Plasmalogen-Independent Neuroprotection: Synthetic alkyl ether lipids activate signaling to mitigate neuroinflammation and enhance cognitive function

Abstract Neuroinflammation is a key driver of neurodegenerative disorders, with chronic activation of the NF-κB pathway contributing to neuronal dysfunction and disease progression. In this study, we report that KIT-8, a synthetic alkyl ether lipid, exerts potent anti-inflammatory and neuroprotective effects despite its inability to be converted into plasmalogens within cells unlike its analog KIT-13, which is known to generate plasmalogens.

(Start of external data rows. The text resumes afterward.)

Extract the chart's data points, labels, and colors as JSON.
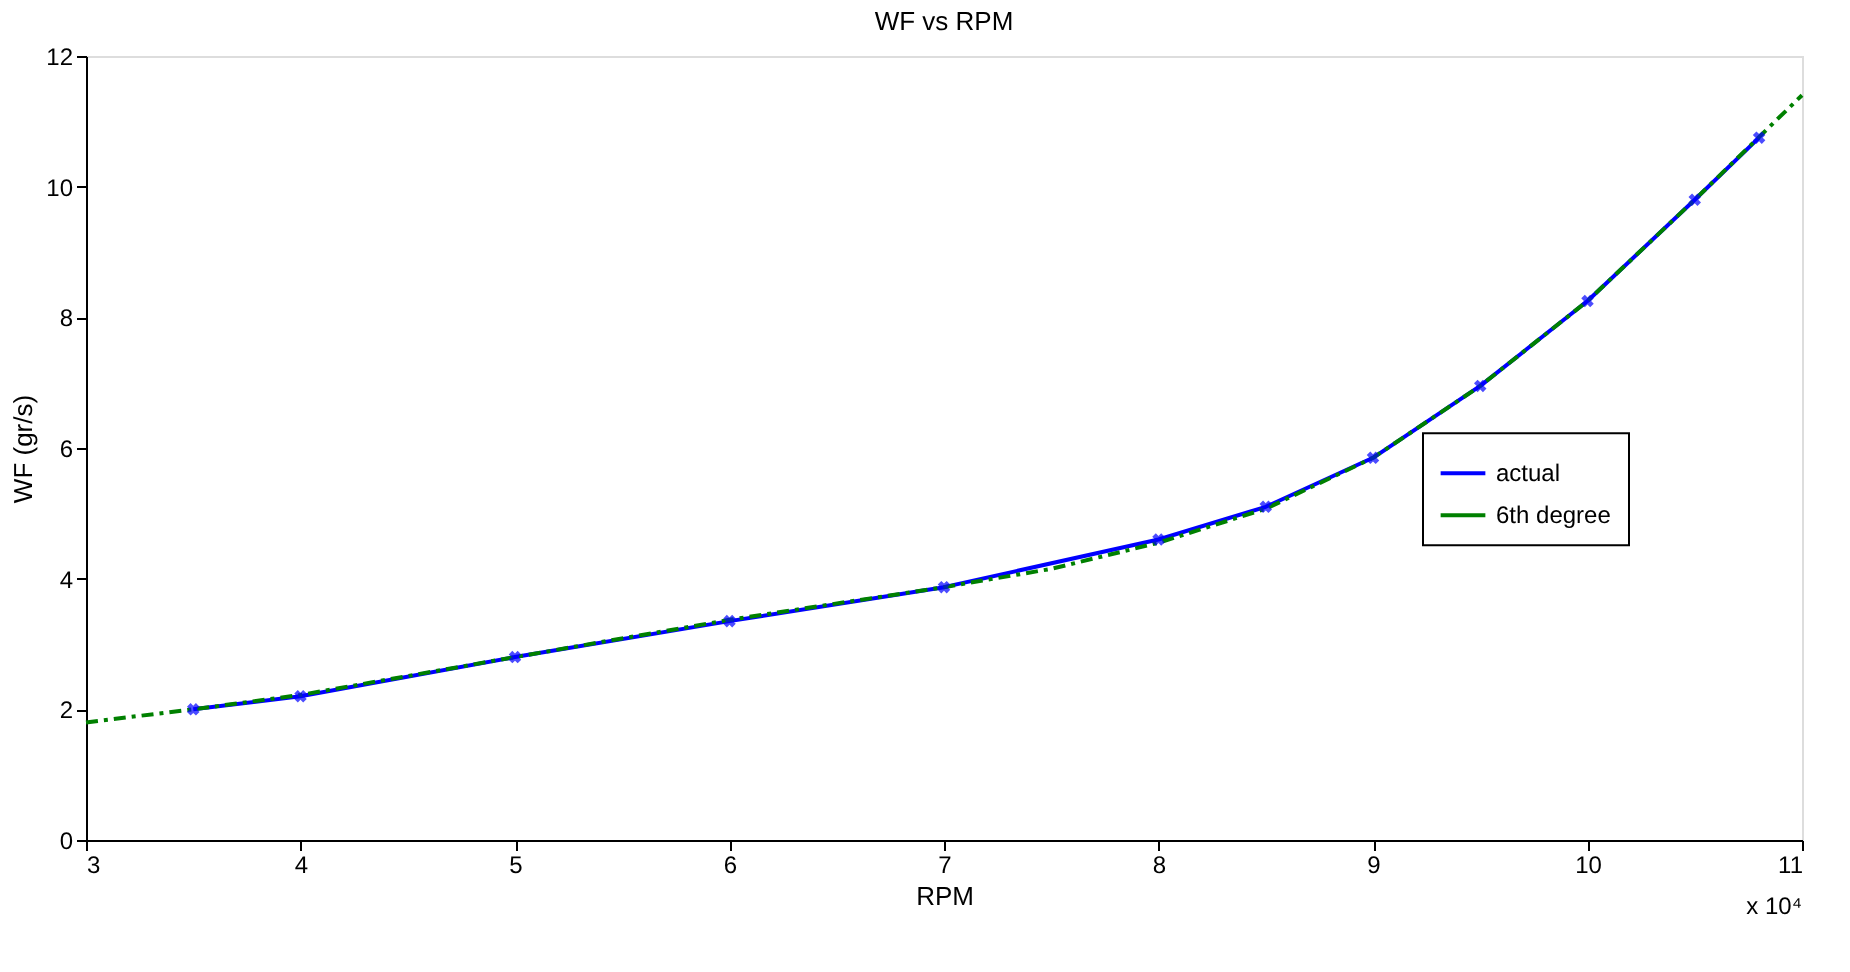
{
  "chart_data": {
    "type": "line",
    "title": "WF vs RPM",
    "xlabel": "RPM",
    "ylabel": "WF (gr/s)",
    "xlim": [
      3,
      11
    ],
    "xticks": [
      3,
      4,
      5,
      6,
      7,
      8,
      9,
      10,
      11
    ],
    "ylim": [
      0,
      12
    ],
    "yticks": [
      0,
      2,
      4,
      6,
      8,
      10,
      12
    ],
    "annotations": [
      "x 10⁴"
    ],
    "legend": "right",
    "grid": false,
    "series": [
      {
        "name": "actual",
        "color": "#0000ff",
        "marker": "cross",
        "line_style": "solid",
        "x": [
          3.5,
          4,
          5,
          6,
          7,
          8,
          8.5,
          9,
          9.5,
          10,
          10.5,
          10.8
        ],
        "values": [
          2.0,
          2.2,
          2.8,
          3.35,
          3.87,
          4.6,
          5.1,
          5.85,
          6.95,
          8.25,
          9.8,
          10.75
        ]
      },
      {
        "name": "6th degree",
        "color": "#008000",
        "marker": "none",
        "line_style": "dashed",
        "x": [
          3,
          3.5,
          4,
          5,
          6,
          7,
          7.5,
          8,
          8.5,
          9,
          9.5,
          10,
          10.5,
          11
        ],
        "values": [
          1.8,
          2.0,
          2.22,
          2.8,
          3.37,
          3.87,
          4.15,
          4.55,
          5.07,
          5.85,
          6.95,
          8.25,
          9.8,
          11.4
        ]
      }
    ]
  }
}
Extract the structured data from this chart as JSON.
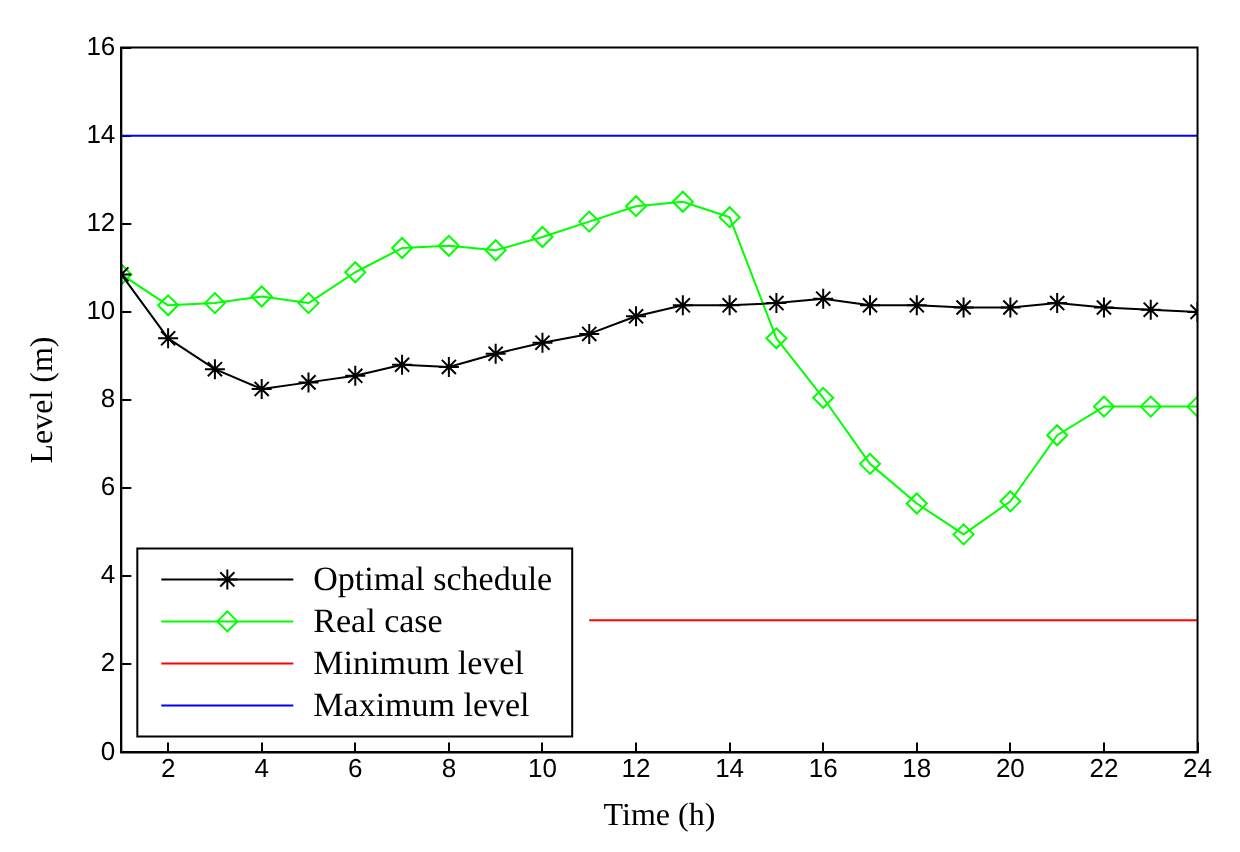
{
  "chart_data": {
    "type": "line",
    "xlabel": "Time (h)",
    "ylabel": "Level (m)",
    "x": [
      1,
      2,
      3,
      4,
      5,
      6,
      7,
      8,
      9,
      10,
      11,
      12,
      13,
      14,
      15,
      16,
      17,
      18,
      19,
      20,
      21,
      22,
      23,
      24
    ],
    "series": [
      {
        "name": "Optimal schedule",
        "color": "#000000",
        "marker": "cross",
        "values": [
          10.85,
          9.4,
          8.7,
          8.25,
          8.4,
          8.55,
          8.8,
          8.75,
          9.05,
          9.3,
          9.5,
          9.9,
          10.15,
          10.15,
          10.2,
          10.3,
          10.15,
          10.15,
          10.1,
          10.1,
          10.2,
          10.1,
          10.05,
          10.0
        ]
      },
      {
        "name": "Real case",
        "color": "#00ff00",
        "marker": "diamond",
        "values": [
          10.85,
          10.15,
          10.2,
          10.35,
          10.2,
          10.9,
          11.45,
          11.5,
          11.4,
          11.7,
          12.05,
          12.4,
          12.5,
          12.15,
          9.4,
          8.05,
          6.55,
          5.65,
          4.95,
          5.7,
          7.2,
          7.85,
          7.85,
          7.85
        ]
      },
      {
        "name": "Minimum level",
        "color": "#ff0000",
        "marker": "none",
        "values": [
          null,
          null,
          null,
          null,
          null,
          null,
          null,
          null,
          null,
          null,
          3,
          3,
          3,
          3,
          3,
          3,
          3,
          3,
          3,
          3,
          3,
          3,
          3,
          3
        ]
      },
      {
        "name": "Maximum level",
        "color": "#0000ff",
        "marker": "none",
        "values": [
          14,
          14,
          14,
          14,
          14,
          14,
          14,
          14,
          14,
          14,
          14,
          14,
          14,
          14,
          14,
          14,
          14,
          14,
          14,
          14,
          14,
          14,
          14,
          14
        ]
      }
    ],
    "xlim": [
      1,
      24
    ],
    "xticks": [
      2,
      4,
      6,
      8,
      10,
      12,
      14,
      16,
      18,
      20,
      22,
      24
    ],
    "ylim": [
      0,
      16
    ],
    "yticks": [
      0,
      2,
      4,
      6,
      8,
      10,
      12,
      14,
      16
    ],
    "grid": false,
    "legend": "bottom left",
    "line_style": "solid"
  }
}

Remarkably, KIT-8 activates key intracellular signaling pathways, including phosphorylation of ERK and AKT, and enhances brain-derived neurotrophic factor (Bdnf) expression in Neuro2A cells, thereby mimicking the actions of both KIT-13 and natural plasmalogens. Furthermore, KIT-8 significantly improves memory function in mice, underscoring its inherent therapeutic potential. Importantly, the biological activity of KIT-8 suggests that plasmalogen synthesis is not required for its functional effects, introducing a novel concept in ether lipid biology. Supporting this notion, we identified additional alkyl ether lipid analogs, KIT-19 and KIT-20, which also demonstrated anti-inflammatory properties despite lacking the ability to generate plasmalogens. These findings indicate that the ether bond structure alone may be sufficient to confer biological activity. To explore this further, we designed and synthesized a series of structurally distinct alkyl ether lipids (KIT compounds) retaining an ether bond at the sn-2 position. In an LPS-induced inflammatory model using mouse-derived microglial MG6 cells, selected compounds KIT-8, KIT-19, and KIT-20 significantly suppressed NF-κB signaling, reduced p65 nuclear translocation, and downregulated the expression of pro-inflammatory mediators IL-1β and NOS2. Given the cognitive benefits associated with plasmalogens in Alzheimer’s disease, our findings position alkyl ether lipids as promising standalone bioactive molecules, capable of mitigating neuroinflammation and enhancing neuronal function independently of plasmalogen synthesis.